Michele Marchesini, il DT della Federvela, dovrà riflettere su questi risultati al di sotto delle aspettative perché la prospettiva di lasciare ‘Italia senza un singolista uomo alle prossime Olimpiadi sarebbe davvero pessima. Mai successo prima.

Dopo le ultime due prove di oggi, disputate con vento tra 10 e 12 nodi, l’australiano Tom Burton è quindi il nuovo 2019 Laser Men’s World Champion. Burton si laurea campione del mondo con 59 punti dopo un 14° e un 51° (poi scartato) di giornata. Il podio è un affare anglosassone e al secondo posto con 63 punti, a soli 4 dal primo, chiude un altro australiano, Matthew Wearn. Terzo con 69 punti il neozelandese George Gautrey. Robert Scheidt ha concluso al 12esimo posto a 45 anni d’età…

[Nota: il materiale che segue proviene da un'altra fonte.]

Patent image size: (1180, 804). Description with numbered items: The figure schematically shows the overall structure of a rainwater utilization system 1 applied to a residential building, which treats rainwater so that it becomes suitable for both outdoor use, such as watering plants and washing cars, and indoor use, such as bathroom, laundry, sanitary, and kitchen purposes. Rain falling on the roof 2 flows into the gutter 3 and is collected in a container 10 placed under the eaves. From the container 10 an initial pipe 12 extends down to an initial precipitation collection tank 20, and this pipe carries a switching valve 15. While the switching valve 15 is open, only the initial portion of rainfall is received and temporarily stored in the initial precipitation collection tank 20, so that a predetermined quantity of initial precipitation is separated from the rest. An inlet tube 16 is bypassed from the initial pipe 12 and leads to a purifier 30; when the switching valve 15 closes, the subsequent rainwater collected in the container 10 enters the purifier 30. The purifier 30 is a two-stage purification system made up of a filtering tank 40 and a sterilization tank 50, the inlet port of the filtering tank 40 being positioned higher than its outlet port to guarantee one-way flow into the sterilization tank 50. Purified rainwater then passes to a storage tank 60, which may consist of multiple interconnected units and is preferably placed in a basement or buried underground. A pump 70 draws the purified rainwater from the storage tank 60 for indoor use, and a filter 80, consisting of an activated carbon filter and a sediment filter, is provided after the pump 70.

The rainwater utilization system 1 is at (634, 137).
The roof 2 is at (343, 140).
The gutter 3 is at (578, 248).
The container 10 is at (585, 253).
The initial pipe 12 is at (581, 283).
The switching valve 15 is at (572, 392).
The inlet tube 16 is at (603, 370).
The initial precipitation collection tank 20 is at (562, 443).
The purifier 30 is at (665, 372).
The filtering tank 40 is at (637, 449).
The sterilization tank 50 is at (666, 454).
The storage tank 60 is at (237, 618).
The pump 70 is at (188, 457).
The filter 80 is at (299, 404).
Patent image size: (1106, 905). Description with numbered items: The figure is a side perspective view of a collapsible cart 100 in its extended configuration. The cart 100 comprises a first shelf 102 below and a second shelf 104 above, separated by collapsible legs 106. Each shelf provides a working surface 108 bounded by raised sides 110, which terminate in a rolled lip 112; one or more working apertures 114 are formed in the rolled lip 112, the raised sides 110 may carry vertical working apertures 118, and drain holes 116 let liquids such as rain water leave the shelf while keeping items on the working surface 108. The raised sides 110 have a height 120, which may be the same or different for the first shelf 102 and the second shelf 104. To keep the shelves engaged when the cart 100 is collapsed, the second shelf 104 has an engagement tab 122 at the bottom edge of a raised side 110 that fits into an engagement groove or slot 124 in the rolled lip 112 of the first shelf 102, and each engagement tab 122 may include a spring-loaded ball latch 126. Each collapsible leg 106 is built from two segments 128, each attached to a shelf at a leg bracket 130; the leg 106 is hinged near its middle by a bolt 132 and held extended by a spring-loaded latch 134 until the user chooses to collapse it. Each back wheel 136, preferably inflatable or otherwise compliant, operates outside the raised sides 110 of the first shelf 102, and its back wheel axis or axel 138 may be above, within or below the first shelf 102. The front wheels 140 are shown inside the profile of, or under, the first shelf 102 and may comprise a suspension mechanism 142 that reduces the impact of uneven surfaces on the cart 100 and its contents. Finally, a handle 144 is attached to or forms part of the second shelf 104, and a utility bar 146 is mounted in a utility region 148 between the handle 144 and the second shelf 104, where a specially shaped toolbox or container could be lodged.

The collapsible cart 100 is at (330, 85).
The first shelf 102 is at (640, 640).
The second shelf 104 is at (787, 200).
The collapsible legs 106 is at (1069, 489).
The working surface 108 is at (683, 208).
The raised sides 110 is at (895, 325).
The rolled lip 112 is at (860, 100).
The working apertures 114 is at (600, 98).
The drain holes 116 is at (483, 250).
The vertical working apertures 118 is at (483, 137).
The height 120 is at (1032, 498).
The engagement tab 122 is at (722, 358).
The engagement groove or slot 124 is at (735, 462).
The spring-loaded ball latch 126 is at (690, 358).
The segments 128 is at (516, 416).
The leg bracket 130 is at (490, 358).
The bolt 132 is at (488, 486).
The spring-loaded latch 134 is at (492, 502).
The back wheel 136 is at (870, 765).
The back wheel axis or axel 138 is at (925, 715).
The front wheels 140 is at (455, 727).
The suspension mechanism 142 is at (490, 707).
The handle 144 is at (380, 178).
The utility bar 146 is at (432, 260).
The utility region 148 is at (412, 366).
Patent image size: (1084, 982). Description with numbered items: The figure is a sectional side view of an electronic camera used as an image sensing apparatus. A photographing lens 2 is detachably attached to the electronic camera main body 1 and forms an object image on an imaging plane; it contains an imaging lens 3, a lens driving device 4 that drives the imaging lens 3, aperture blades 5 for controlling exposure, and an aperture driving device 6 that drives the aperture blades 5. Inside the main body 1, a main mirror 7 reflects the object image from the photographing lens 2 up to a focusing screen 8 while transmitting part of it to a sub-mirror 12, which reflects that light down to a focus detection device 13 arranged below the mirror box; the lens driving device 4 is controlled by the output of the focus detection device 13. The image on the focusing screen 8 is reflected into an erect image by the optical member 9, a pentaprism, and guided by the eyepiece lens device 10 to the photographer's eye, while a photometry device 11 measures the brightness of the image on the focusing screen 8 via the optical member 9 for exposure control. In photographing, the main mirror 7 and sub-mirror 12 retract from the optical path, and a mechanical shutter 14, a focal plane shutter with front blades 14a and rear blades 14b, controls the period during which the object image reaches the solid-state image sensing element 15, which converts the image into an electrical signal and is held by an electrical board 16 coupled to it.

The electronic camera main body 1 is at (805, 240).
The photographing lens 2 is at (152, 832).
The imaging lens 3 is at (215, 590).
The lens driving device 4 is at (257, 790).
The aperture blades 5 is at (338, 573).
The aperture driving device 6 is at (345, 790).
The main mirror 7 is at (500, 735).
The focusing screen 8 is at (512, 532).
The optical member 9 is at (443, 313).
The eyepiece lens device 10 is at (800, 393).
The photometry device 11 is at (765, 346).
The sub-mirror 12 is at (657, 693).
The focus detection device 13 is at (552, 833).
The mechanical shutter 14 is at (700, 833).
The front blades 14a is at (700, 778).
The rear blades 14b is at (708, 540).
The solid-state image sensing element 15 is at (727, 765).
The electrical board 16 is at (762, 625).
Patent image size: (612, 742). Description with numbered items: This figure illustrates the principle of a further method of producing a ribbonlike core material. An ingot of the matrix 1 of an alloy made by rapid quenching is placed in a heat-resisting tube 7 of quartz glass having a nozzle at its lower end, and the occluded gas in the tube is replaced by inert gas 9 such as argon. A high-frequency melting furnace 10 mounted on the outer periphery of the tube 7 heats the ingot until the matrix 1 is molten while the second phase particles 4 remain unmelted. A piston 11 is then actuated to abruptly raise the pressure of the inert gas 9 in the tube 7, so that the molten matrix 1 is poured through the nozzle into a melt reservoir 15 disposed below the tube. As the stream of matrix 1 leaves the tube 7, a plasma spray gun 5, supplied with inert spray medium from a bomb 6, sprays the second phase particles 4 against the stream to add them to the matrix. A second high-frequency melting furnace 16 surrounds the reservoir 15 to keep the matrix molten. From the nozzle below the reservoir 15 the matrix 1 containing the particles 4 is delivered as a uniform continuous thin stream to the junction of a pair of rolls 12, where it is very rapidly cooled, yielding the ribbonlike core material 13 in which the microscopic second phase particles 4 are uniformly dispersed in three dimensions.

Il Mondiale si è chiuso con due soli Italiani in flotta Gold, purtroppo lontani dalla quota Olimpica: 45° posto per Marco Gallo (SV Guardia di Finanza), oggi squalificato per partenza anticipata nella prima regata, e 46° posto finale per Nicolò Villa (CV Tivano), rispettivamente con 231 e 232 punti.
In flotta Silver, Gianmarco Planchestainer (SV Guardia di Finanza) ha chiuso al 53° posto, mentre Giacomo Musone (CN Rimini) è finito al 72° posto. Ultimo atleta Italiano in classifica è Giovanni Coccoluto (SV Guardia di Finanza), ritiratosi dalla flotta Silver al termine delle qualifiche.

Il podio del Mondiale

A permettere di guadagnare il pass olimpico nella classe Laser alle rispettive nazioni sono stati lo svedese Jesper Stålheim, 13° con 125 punti, l’argentino Francisco Guaragna, 14° con 129 punti, il russo Sergey Komissarov, 17° con 138 punti, l’ungherese Benjamin Vadnai, 20° con 145 punti e il guatemalteco Juan Ignacio Maegli, 22° con 152 punti.
Otto nazioni europee si erano già assicurate il posto ai Giochi di Tokyo nella classe Laser Standard in occasione del mondiale dello scorso anno: Cipro, Germania, Inghilterra, Norvegia, Francia, Finlandia, Estonia e Croazia; sette quelle extra europee: Australia, Brasile, Nuova Zelanda, Perù, Corea del Sud, Stati Uniti, Malesia più il Giappone in qualità di paese ospitante dei Giochi.

Sono ancora due i pass nazionali disponibili per l’Europa che verranno assegnati in occasione della tappa di World Cup Series 2020 a Genova.
Sempre sul campo di regata di Sakaiminato è in programma dal 17 al 24 luglio il Campionato Mondiale Laser Radial.